Les tensions géopolitiques persistantes, la fragmentation accrue du commerce mondial, les pressions démographiques et les défis climatiques constituent un scénario exigeant. Toutefois, la trajectoire économique du Portugal, bien que prudente, est structurellement saine.

La croissance du PIB devrait se situer autour de 2 % en 2025, avec une légère accélération attendue en 2026. Il ne s'agit pas d'une croissance exubérante, mais elle est cohérente et supérieure à la moyenne de la zone euro. L'investissement et la consommation privée restent les principaux moteurs de l'activité, bien qu'il y ait des signes de modération future, en particulier avec la fin progressive de la mise en œuvre du PRR. L'inflation se stabilise à près de 2 %, le chômage reste à des niveaux historiquement bas et la dette publique poursuit sa trajectoire descendante, se rapprochant de niveaux qui renforcent la crédibilité extérieure du pays.

Ce cadre macroéconomique est particulièrement pertinent pour le secteur immobilier. Un marché immobilier durable dépend de trois piliers fondamentaux : l'emploi, la stabilité financière et la confiance des institutions. Et ces piliers sont, à l'heure actuelle, présents.

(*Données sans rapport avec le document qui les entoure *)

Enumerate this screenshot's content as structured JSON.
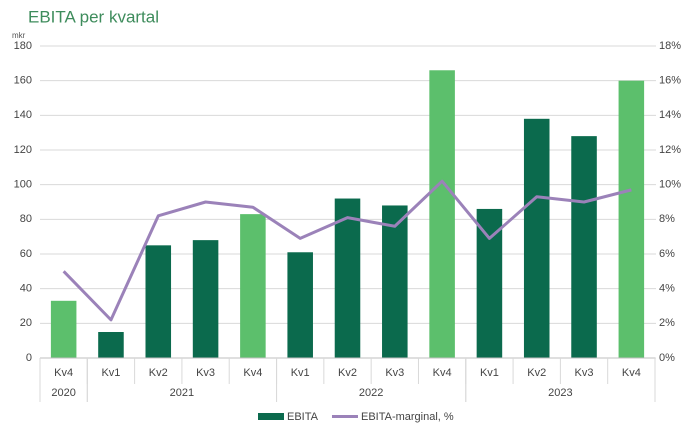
{
  "chart_data": {
    "type": "bar_line",
    "title": "EBITA per kvartal",
    "y_unit": "mkr",
    "categories": [
      "Kv4",
      "Kv1",
      "Kv2",
      "Kv3",
      "Kv4",
      "Kv1",
      "Kv2",
      "Kv3",
      "Kv4",
      "Kv1",
      "Kv2",
      "Kv3",
      "Kv4"
    ],
    "groups": [
      {
        "label": "2020",
        "span": 1
      },
      {
        "label": "2021",
        "span": 4
      },
      {
        "label": "2022",
        "span": 4
      },
      {
        "label": "2023",
        "span": 4
      }
    ],
    "series": [
      {
        "name": "EBITA",
        "type": "bar",
        "color": "#0b6a4d",
        "point_colors": [
          "#5cbf6c",
          "#0b6a4d",
          "#0b6a4d",
          "#0b6a4d",
          "#5cbf6c",
          "#0b6a4d",
          "#0b6a4d",
          "#0b6a4d",
          "#5cbf6c",
          "#0b6a4d",
          "#0b6a4d",
          "#0b6a4d",
          "#5cbf6c"
        ],
        "values": [
          33,
          15,
          65,
          68,
          83,
          61,
          92,
          88,
          166,
          86,
          138,
          128,
          160
        ]
      },
      {
        "name": "EBITA-marginal, %",
        "type": "line",
        "axis": "y2",
        "color": "#9b82b9",
        "values": [
          5.0,
          2.2,
          8.2,
          9.0,
          8.7,
          6.9,
          8.1,
          7.6,
          10.2,
          6.9,
          9.3,
          9.0,
          9.7
        ]
      }
    ],
    "ylim": [
      0,
      180
    ],
    "yticks": [
      0,
      20,
      40,
      60,
      80,
      100,
      120,
      140,
      160,
      180
    ],
    "y2lim": [
      0,
      18
    ],
    "y2ticks": [
      {
        "value": 0,
        "label": "0%"
      },
      {
        "value": 2,
        "label": "2%"
      },
      {
        "value": 4,
        "label": "4%"
      },
      {
        "value": 6,
        "label": "6%"
      },
      {
        "value": 8,
        "label": "8%"
      },
      {
        "value": 10,
        "label": "10%"
      },
      {
        "value": 12,
        "label": "12%"
      },
      {
        "value": 14,
        "label": "14%"
      },
      {
        "value": 16,
        "label": "16%"
      },
      {
        "value": 18,
        "label": "18%"
      }
    ],
    "grid": true,
    "legend": "bottom"
  }
}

Il est vrai que les investissements directs étrangers se sont contractés par rapport à la même période de l'année dernière, reflétant l'incertitude de l'environnement mondial. Cependant, il est important de souligner que les secteurs de l'immobilier et de la construction continuent de capter une part très importante de ces capitaux. Dans le contexte de volatilité internationale, l'actif immobilier s'affirme comme une valeur refuge, en raison de sa tangibilité et de sa capacité à générer des revenus stables, comme le montre la WMarket Review Year-End 2025-2026.

Le Portugal bénéficie aujourd'hui d'une combinaison rare dans le contexte européen : une amélioration continue des notations souveraines, un marché du travail à des niveaux historiques et une base de talents qualifiés de plus en plus reconnue au niveau international. À cela s'ajoutent une forte intégration des énergies renouvelables et une position stratégique en tant que plateforme atlantique.

Toutefois, il existe un facteur décisif qui ne peut être ignoré : la crédibilité. Dans un environnement mondial sensible, toute instabilité réglementaire ou fiscale a un impact immédiat sur la perception du risque. La confiance est un actif invisible, mais absolument décisif pour attirer les investissements.

Selon moi, 2026 sera une année de consolidation et non d'expansion accélérée. Et c'est une bonne chose. Une croissance soutenue, basée sur des fondamentaux solides, est préférable à des cycles artificiels alimentés par des liquidités excessives. La maturité économique est désormais un avantage concurrentiel.

Le défi consiste maintenant à transformer la stabilité en croissance structurelle, en augmentant la productivité, en accélérant l'investissement productif et en résolvant les contraintes critiques telles que le logement et l'octroi de licences. En effet, si ces variables ne sont pas résolues, l'économie peut croître, mais elle n'atteindra pas son potentiel.